Scientific illustrations have historically served as perhaps the most important medium for conveying a species' characteristic traits, offering a means of highlighting and delineating miniscule details not always well-suited to photography. Such illustrations are often stored in museum repositories and archives in undigitized form, where they remain unavailable for generic use.
The use of automated methods for reducing the time and effort required for digitization—including interpretation of historical names and other metadata—may help facilitate access to such important sources of historical knowledge.
In this study, a team of Dutch researchers explore "zero-shot learning" to address the problem. In brief, this approach allows for recognition of objects for which no direct examples of the object class are observed during training. Instead, the method relies on embedded class information from other sources.
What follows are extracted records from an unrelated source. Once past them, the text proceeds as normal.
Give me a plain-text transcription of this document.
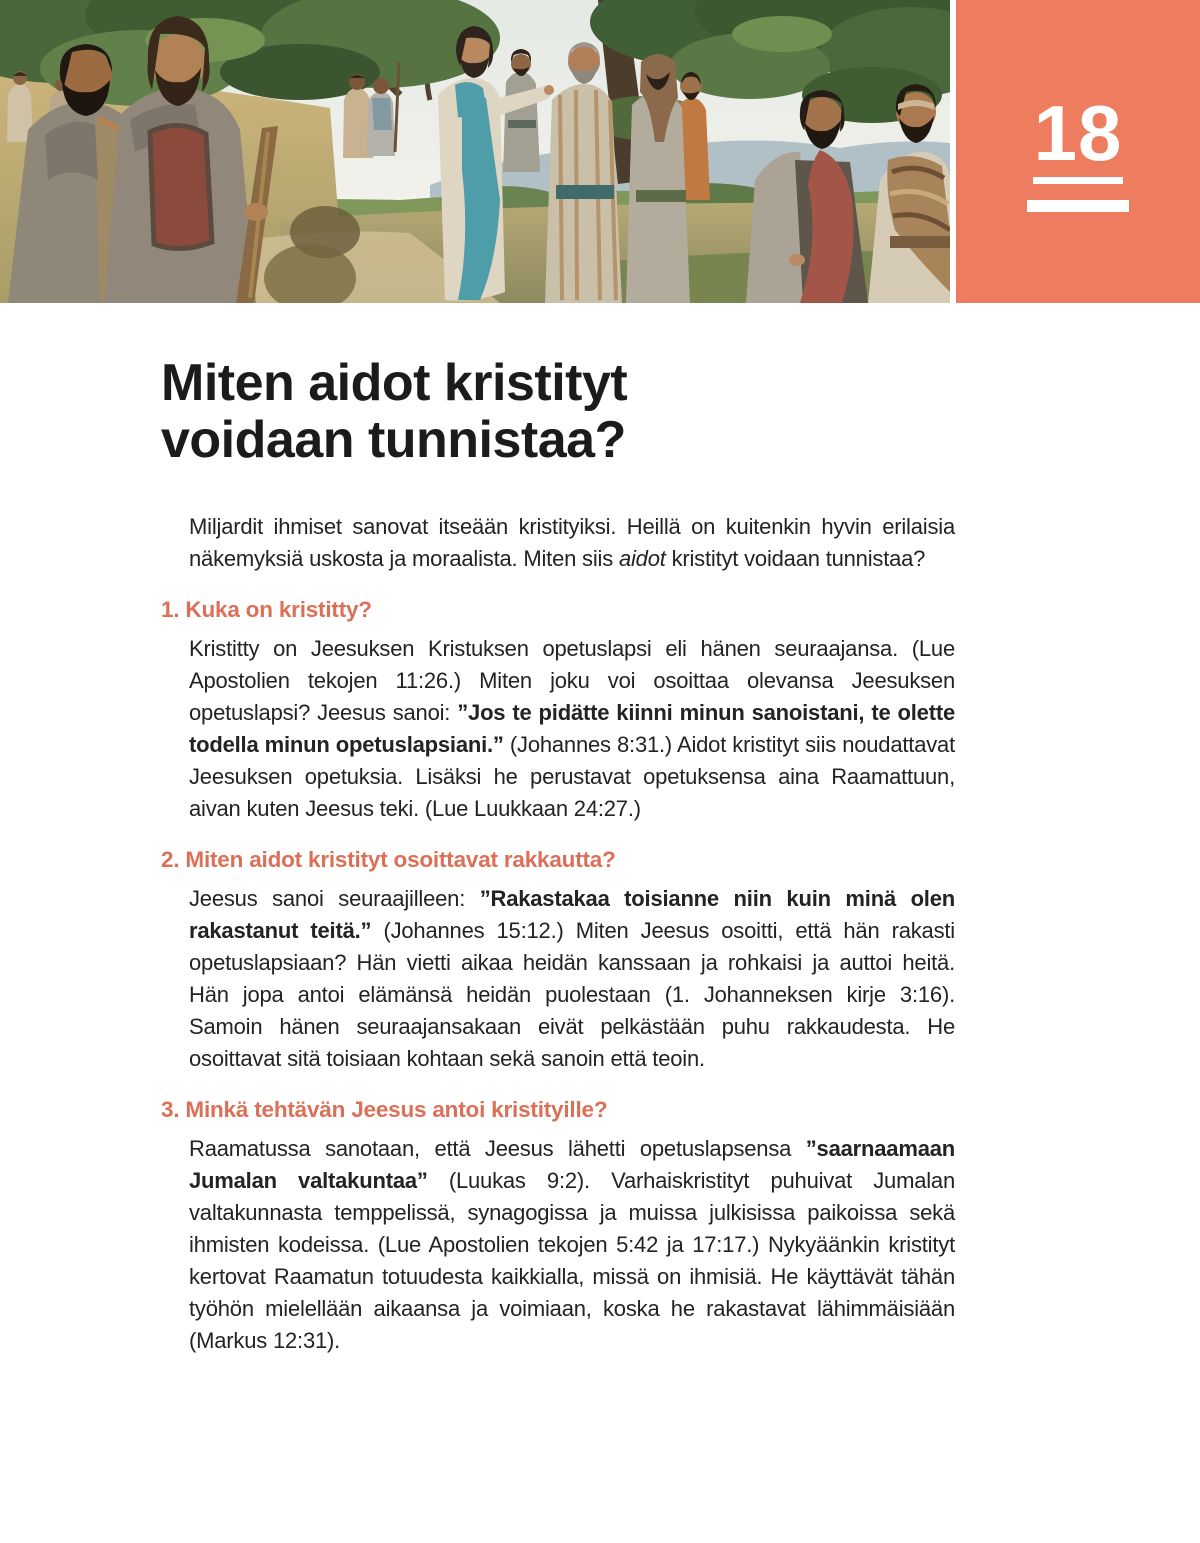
18
Miten aidot kristityt
voidaan tunnistaa?

Miljardit ihmiset sanovat itseään kristityiksi. Heillä on kuitenkin hyvin erilaisia näkemyksiä uskosta ja moraalista. Miten siis aidot kristityt voidaan tunnistaa?

1. Kuka on kristitty?

Kristitty on Jeesuksen Kristuksen opetuslapsi eli hänen seuraajansa. (Lue Apostolien tekojen 11:26.) Miten joku voi osoittaa olevansa Jeesuksen opetuslapsi? Jeesus sanoi: ”Jos te pidätte kiinni minun sanoistani, te olette todella minun opetuslapsiani.” (Johannes 8:31.) Aidot kristityt siis noudattavat Jeesuksen opetuksia. Lisäksi he perustavat opetuksensa aina Raamattuun, aivan kuten Jeesus teki. (Lue Luukkaan 24:27.)

2. Miten aidot kristityt osoittavat rakkautta?

Jeesus sanoi seuraajilleen: ”Rakastakaa toisianne niin kuin minä olen rakastanut teitä.” (Johannes 15:12.) Miten Jeesus osoitti, että hän rakasti opetuslapsiaan? Hän vietti aikaa heidän kanssaan ja rohkaisi ja auttoi heitä. Hän jopa antoi elämänsä heidän puolestaan (1. Johanneksen kirje 3:16). Samoin hänen seuraajansakaan eivät pelkästään puhu rakkaudesta. He osoittavat sitä toisiaan kohtaan sekä sanoin että teoin.

3. Minkä tehtävän Jeesus antoi kristityille?

Raamatussa sanotaan, että Jeesus lähetti opetuslapsensa ”saarnaamaan Jumalan valtakuntaa” (Luukas 9:2). Varhaiskristityt puhuivat Jumalan valtakunnasta temppelissä, synagogissa ja muissa julkisissa paikoissa sekä ihmisten kodeissa. (Lue Apostolien tekojen 5:42 ja 17:17.) Nykyäänkin kristityt kertovat Raamatun totuudesta kaikkialla, missä on ihmisiä. He käyttävät tähän työhön mielellään aikaansa ja voimiaan, koska he rakastavat lähimmäisiään (Markus 12:31).
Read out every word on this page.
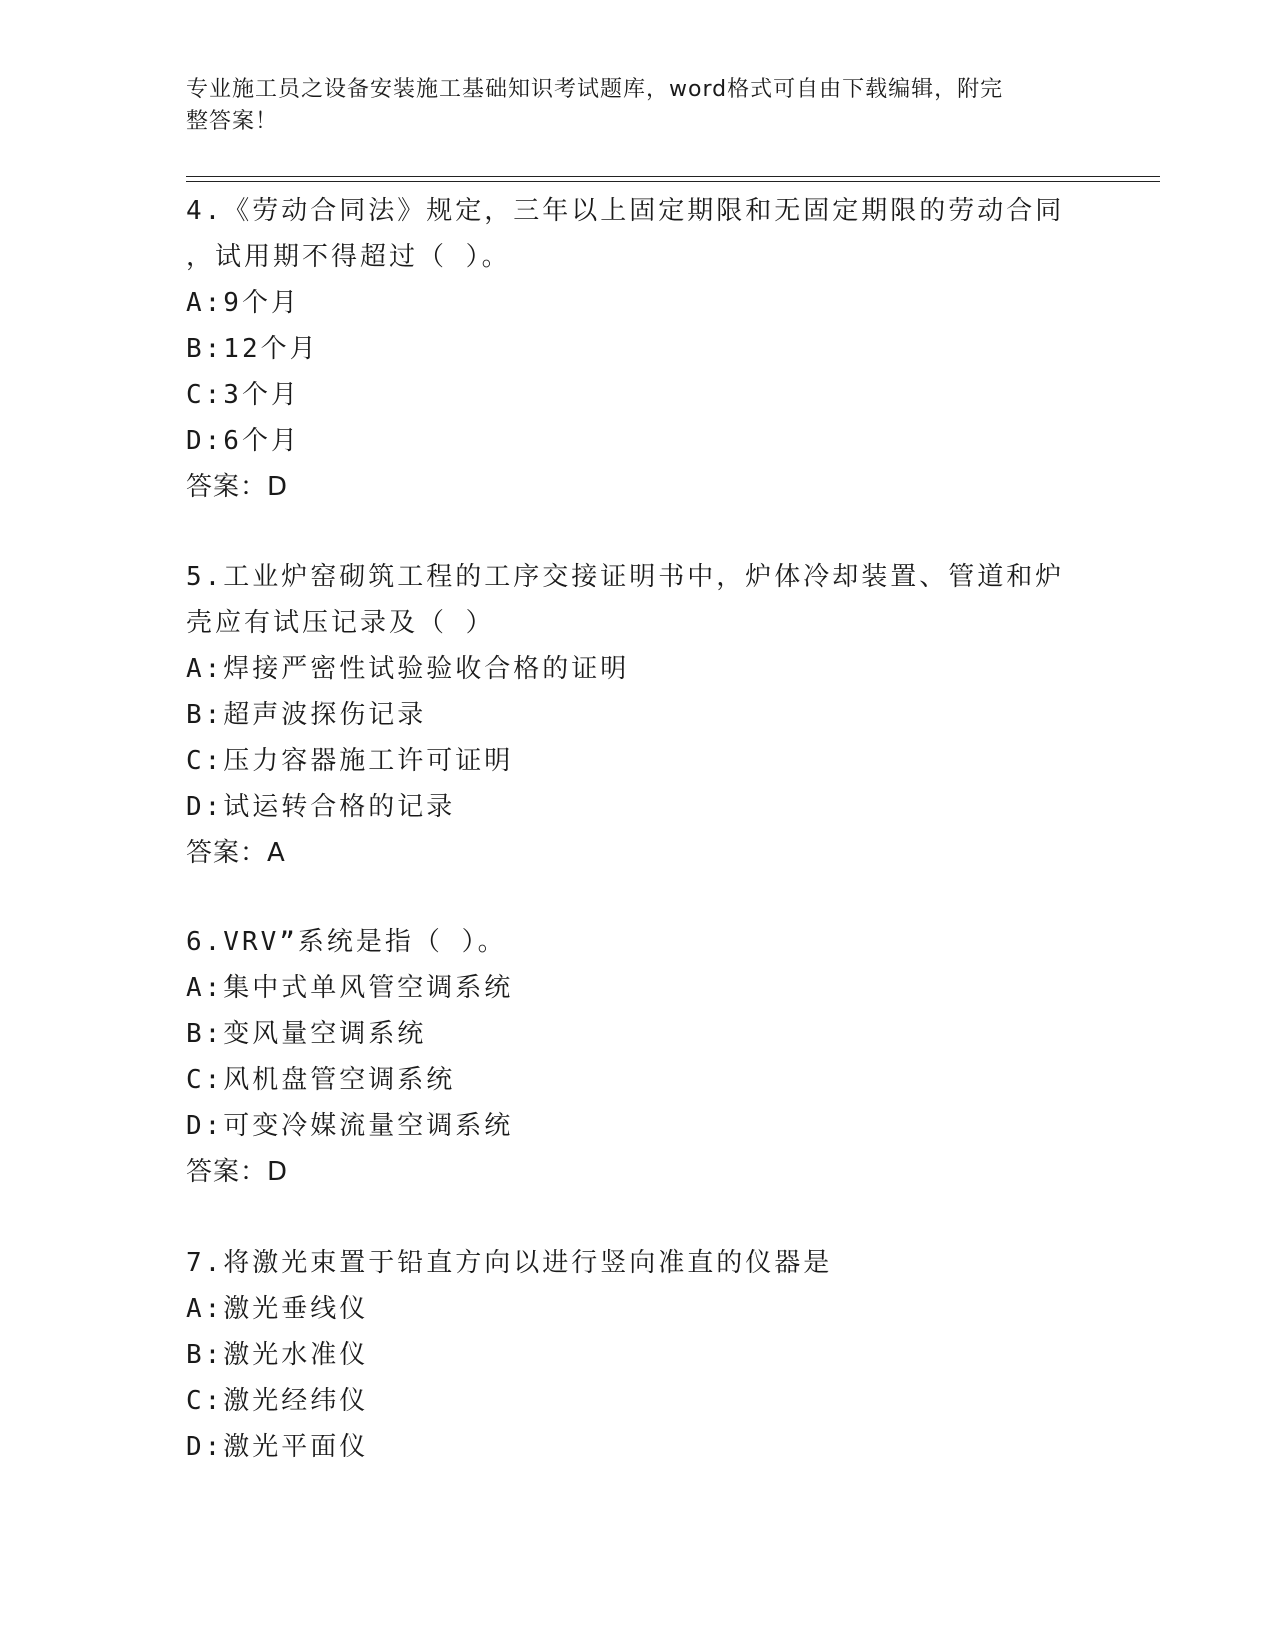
专业施工员之设备安装施工基础知识考试题库，word格式可自由下载编辑，附完
整答案！
4.《劳动合同法》规定，三年以上固定期限和无固定期限的劳动合同
，试用期不得超过（ ）。
A:9个月
B:12个月
C:3个月
D:6个月
答案：D
5.工业炉窑砌筑工程的工序交接证明书中，炉体冷却装置、管道和炉
壳应有试压记录及（ ）
A:焊接严密性试验验收合格的证明
B:超声波探伤记录
C:压力容器施工许可证明
D:试运转合格的记录
答案：A
6.VRV”系统是指（ ）。
A:集中式单风管空调系统
B:变风量空调系统
C:风机盘管空调系统
D:可变冷媒流量空调系统
答案：D
7.将激光束置于铅直方向以进行竖向准直的仪器是
A:激光垂线仪
B:激光水准仪
C:激光经纬仪
D:激光平面仪
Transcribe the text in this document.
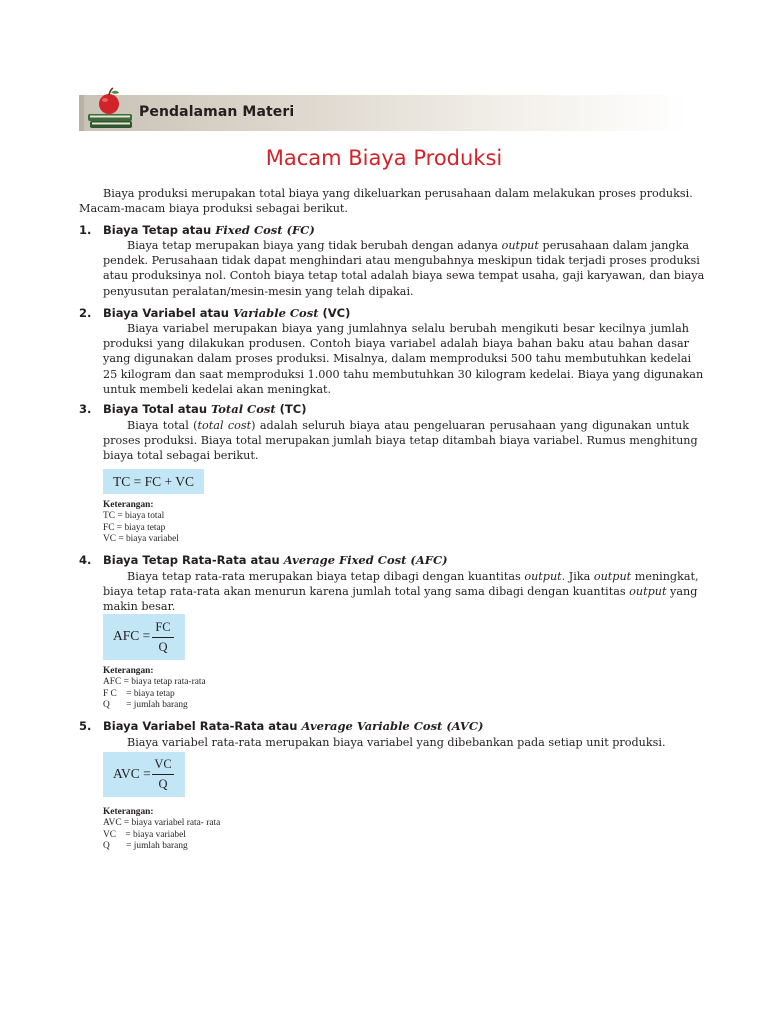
Pendalaman Materi
Macam Biaya Produksi
Biaya produksi merupakan total biaya yang dikeluarkan perusahaan dalam melakukan proses produksi.
Macam-macam biaya produksi sebagai berikut.
1. Biaya Tetap atau Fixed Cost (FC)
Biaya tetap merupakan biaya yang tidak berubah dengan adanya output perusahaan dalam jangka
pendek. Perusahaan tidak dapat menghindari atau mengubahnya meskipun tidak terjadi proses produksi
atau produksinya nol. Contoh biaya tetap total adalah biaya sewa tempat usaha, gaji karyawan, dan biaya
penyusutan peralatan/mesin-mesin yang telah dipakai.
2. Biaya Variabel atau Variable Cost (VC)
Biaya variabel merupakan biaya yang jumlahnya selalu berubah mengikuti besar kecilnya jumlah
produksi yang dilakukan produsen. Contoh biaya variabel adalah biaya bahan baku atau bahan dasar
yang digunakan dalam proses produksi. Misalnya, dalam memproduksi 500 tahu membutuhkan kedelai
25 kilogram dan saat memproduksi 1.000 tahu membutuhkan 30 kilogram kedelai. Biaya yang digunakan
untuk membeli kedelai akan meningkat.
3. Biaya Total atau Total Cost (TC)
Biaya total (total cost) adalah seluruh biaya atau pengeluaran perusahaan yang digunakan untuk
proses produksi. Biaya total merupakan jumlah biaya tetap ditambah biaya variabel. Rumus menghitung
biaya total sebagai berikut.
TC = FC + VC
Keterangan:
TC = biaya total
FC = biaya tetap
VC = biaya variabel
4. Biaya Tetap Rata-Rata atau Average Fixed Cost (AFC)
Biaya tetap rata-rata merupakan biaya tetap dibagi dengan kuantitas output. Jika output meningkat,
biaya tetap rata-rata akan menurun karena jumlah total yang sama dibagi dengan kuantitas output yang
makin besar.
AFC =
FC
Q
Keterangan:
AFC = biaya tetap rata-rata
F C    = biaya tetap
Q       = jumlah barang
5. Biaya Variabel Rata-Rata atau Average Variable Cost (AVC)
Biaya variabel rata-rata merupakan biaya variabel yang dibebankan pada setiap unit produksi.
AVC =
VC
Q
Keterangan:
AVC = biaya variabel rata- rata
VC    = biaya variabel
Q       = jumlah barang
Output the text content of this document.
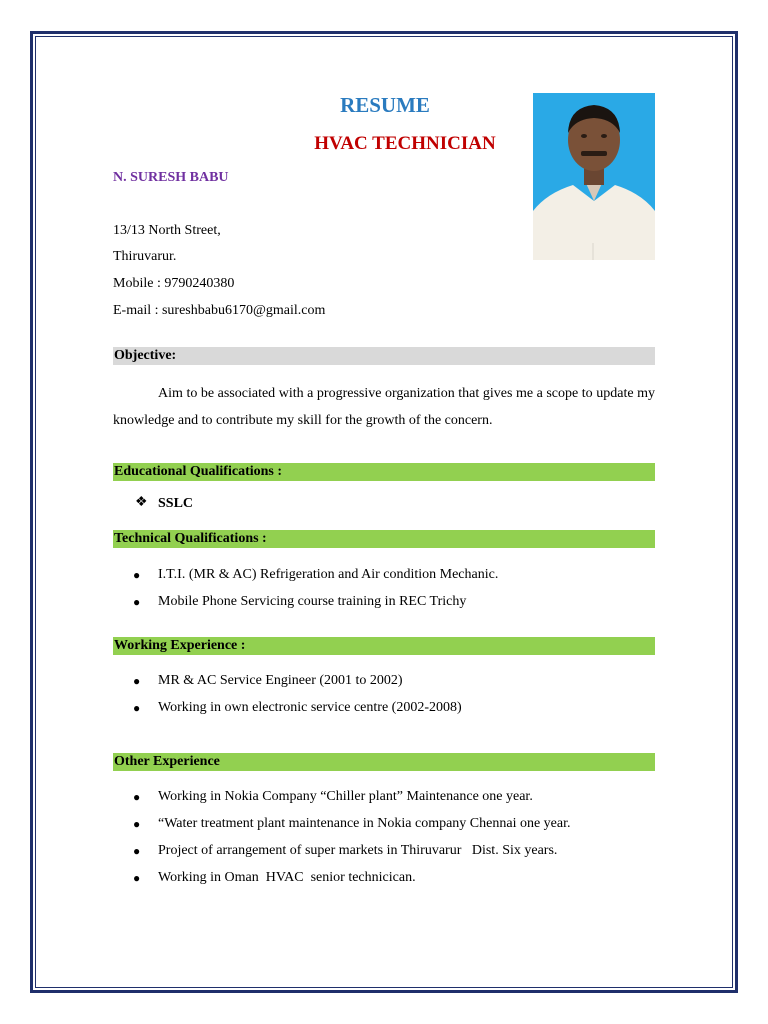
RESUME
HVAC TECHNICIAN
N. SURESH BABU
13/13 North Street,
Thiruvarur.
Mobile : 9790240380
E-mail : sureshbabu6170@gmail.com
Objective:
Aim to be associated with a progressive organization that gives me a scope to update my knowledge and to contribute my skill for the growth of the concern.
Educational Qualifications :
❖ SSLC
Technical Qualifications :
● I.T.I. (MR & AC) Refrigeration and Air condition Mechanic.
● Mobile Phone Servicing course training in REC Trichy
Working Experience :
● MR & AC Service Engineer (2001 to 2002)
● Working in own electronic service centre (2002-2008)
Other Experience
● Working in Nokia Company “Chiller plant” Maintenance one year.
● “Water treatment plant maintenance in Nokia company Chennai one year.
● Project of arrangement of super markets in Thiruvarur   Dist. Six years.
● Working in Oman  HVAC  senior technicican.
The authors trained their model on a dataset of 14,502 illustrations of 7,973 animal species from Iconographia Zoologica, embedding a class hierarchy based on the GBIF backbone taxonomy, literature from the Biodiversity Heritage Library (BHL) and dimensional features from photographs from iNaturalist.
Evaluating the model on an unannotated dataset of digitized illustrations of historical fauna of Indonesia, the researchers achieved an overall classification accuracy of around 35 per cent. While this may seem low, illustrations from 80 classes—with zero examples for training—were categorized correctly, showing the potential of computational methods for embedded models of species classification.